Как ни больно кольнула меня эта предумышленная игра слов, а равно и
бесцеремонное _ты_, обращенное ко мне, человеку совершенно постороннего
ведомства, однако я чувствовал, что надобно покориться.
- Я более нежели очарован, monseigneur! - ответил я.
- Гм... желал бы я посмотреть, как бы ты не был очарован... прахвост
(prakhwost)!
Сказавши это, он так странно засмеялся, что я тотчас же понял, что
нахожусь не в гостях, а в плену.
O, ma France bien-aimee! O, ma mere! [О, моя возлюбленная Франция! О,
мать моя!]
Князь очень скоро научился у меня всем секретам ремесла; но по мере
того, как он тверже становился на ноги, я больше и больше падал в его
глазах. Первые два месяца он очень аккуратно уплатил мое жалованье, но на
третий месяц прямо объявил мне, что я и весь не стою двух су. Когда же я
начал умолять его, ссылаясь на престарелую мать и девицу-сестру, у которой
единственное сокровище на земле - ее добродетель, то он не только не внял
голосу великодушия, но даже позволил себе несколько двусмысленностей
насчет добродетели моей доброй, бедной сестры.

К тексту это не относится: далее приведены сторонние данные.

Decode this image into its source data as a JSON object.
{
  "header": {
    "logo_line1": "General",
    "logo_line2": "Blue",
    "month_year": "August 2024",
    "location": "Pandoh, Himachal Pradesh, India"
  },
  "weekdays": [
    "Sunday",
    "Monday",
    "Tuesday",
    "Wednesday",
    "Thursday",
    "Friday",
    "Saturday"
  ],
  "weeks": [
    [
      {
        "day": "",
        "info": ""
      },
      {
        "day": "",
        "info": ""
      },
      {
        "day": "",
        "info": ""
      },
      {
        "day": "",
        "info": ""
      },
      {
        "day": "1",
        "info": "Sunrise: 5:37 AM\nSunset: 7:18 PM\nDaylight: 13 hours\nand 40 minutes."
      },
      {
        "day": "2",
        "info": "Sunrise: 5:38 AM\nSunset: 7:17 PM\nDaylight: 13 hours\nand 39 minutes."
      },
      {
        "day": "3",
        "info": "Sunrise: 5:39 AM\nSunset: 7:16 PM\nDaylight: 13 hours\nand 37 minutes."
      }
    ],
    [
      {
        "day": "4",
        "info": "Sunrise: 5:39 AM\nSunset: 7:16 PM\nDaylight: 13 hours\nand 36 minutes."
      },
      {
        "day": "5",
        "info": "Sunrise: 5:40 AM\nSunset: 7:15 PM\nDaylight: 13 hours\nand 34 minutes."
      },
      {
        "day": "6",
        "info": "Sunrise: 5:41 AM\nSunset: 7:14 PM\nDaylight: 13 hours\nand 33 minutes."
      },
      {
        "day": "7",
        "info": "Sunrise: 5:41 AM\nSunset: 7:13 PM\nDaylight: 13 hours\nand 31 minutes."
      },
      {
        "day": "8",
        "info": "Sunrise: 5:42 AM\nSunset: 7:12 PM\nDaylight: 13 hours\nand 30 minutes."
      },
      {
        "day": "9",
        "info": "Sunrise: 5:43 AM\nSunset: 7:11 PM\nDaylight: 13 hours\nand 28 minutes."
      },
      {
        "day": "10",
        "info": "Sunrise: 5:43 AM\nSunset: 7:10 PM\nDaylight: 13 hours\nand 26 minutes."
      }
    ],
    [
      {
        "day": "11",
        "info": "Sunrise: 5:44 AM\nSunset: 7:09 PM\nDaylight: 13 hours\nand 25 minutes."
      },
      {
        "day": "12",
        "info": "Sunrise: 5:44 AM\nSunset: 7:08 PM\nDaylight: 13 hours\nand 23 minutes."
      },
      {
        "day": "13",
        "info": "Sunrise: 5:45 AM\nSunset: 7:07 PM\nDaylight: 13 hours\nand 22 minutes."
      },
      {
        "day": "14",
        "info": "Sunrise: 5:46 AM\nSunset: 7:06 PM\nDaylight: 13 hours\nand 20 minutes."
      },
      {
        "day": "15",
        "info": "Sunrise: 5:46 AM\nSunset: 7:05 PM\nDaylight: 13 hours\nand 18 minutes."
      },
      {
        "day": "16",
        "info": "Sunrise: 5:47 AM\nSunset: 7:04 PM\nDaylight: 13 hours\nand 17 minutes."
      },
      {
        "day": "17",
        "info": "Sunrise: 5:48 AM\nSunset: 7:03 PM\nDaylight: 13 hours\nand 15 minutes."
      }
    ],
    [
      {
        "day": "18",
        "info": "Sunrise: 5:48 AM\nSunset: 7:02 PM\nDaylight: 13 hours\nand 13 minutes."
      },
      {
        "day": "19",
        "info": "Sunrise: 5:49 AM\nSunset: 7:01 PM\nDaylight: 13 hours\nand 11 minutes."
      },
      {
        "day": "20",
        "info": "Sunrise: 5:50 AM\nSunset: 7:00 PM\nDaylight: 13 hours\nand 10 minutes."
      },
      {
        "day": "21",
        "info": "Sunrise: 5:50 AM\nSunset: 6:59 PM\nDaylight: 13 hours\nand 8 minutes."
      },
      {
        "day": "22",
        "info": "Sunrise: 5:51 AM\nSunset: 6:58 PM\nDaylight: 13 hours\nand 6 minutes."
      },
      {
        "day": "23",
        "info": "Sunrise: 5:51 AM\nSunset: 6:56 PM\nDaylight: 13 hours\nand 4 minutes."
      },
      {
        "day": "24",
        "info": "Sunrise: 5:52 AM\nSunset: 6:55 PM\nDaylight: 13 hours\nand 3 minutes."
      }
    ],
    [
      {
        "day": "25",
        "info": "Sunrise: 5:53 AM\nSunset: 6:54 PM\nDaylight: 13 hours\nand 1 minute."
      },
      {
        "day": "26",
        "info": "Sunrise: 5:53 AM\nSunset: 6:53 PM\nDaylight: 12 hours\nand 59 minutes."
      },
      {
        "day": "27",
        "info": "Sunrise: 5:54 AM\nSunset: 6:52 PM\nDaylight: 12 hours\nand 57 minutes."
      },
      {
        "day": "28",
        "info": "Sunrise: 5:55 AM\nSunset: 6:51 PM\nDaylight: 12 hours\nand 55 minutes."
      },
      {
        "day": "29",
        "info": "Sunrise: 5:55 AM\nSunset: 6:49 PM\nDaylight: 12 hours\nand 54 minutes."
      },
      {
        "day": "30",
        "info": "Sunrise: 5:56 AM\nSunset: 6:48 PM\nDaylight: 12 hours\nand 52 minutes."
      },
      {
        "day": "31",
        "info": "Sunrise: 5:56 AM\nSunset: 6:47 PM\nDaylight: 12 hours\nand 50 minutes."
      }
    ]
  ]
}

В ожидании, что бог просветит его сердце, я должен был удовлетвориться
тем, что мне давали даром стол и квартиру. Но и тут дело не обошлось без
важных оскорблений. У меня отняли мою прежнюю постель и заменили ее чем-то
таким, чему на нашем прекрасном языке нет имени. За столом надо мной
постоянно издевались, приняв, так сказать, за правило называть меня
прохвостом. К несчастию, я имел неосторожность проговориться, что меня
бивали в Париже при исполнении обязанностей, и этою ненужною
откровенностью я сам, так сказать, приготовил бесконечную канву для
разнообразнейших и неприличнейших шуток, с которыми эти неизобретательные
сами по себе люди обращались ко мне. Сверх того, меня каждый раз
непременно оставляли без какого-нибудь блюда (обыкновенно, с самою
утонченною жестокостью, выбиралось то блюдо, которое я больше всего
любил), и когда я жаловался на голод, то меня без церемоний отсылали в
людскую. Но всего прискорбнее для меня было то, что при мне оскорбляли
моего всемилостивейшего повелителя и императора Наполеона III, а в его
лице и мою прекрасную, дорогую Францию. Так, например, спрашивали меня,
правда ли, что Наполеон (они нарочно произносили это имя: Napoleoschkas -
уменьшительное презрительное) торговал в Лондоне гусями, или правда ли,
что он вместе с Морни содержал в Нью-Йорке дом терпимости? (*168) и т.д. И
все эти легкомысленные шуточки делались в то время, когда уже стоял на
очереди грозный восточный вопрос... (*169)
Так продолжалось до осени. Наступили холода; а в моей комнате не
вставляли двойных рам и не приказали топить ее. Я никогда не принадлежал к
числу строптивых, но при первом жестоком уколе холода и моя
самоотверженность дрогнула. Тут только я убедился, что надежда на то, что
бог просветит сердце моего высокопоставленного амфитриона, есть надежда в
высшей степени легкомысленная и несбыточная. Скрепя сердце я решился
оставить негостеприимные степи и явился к князю с просьбой снабдить меня
хотя такою суммой, которая была нужна, чтобы достигнуть берегов Сены.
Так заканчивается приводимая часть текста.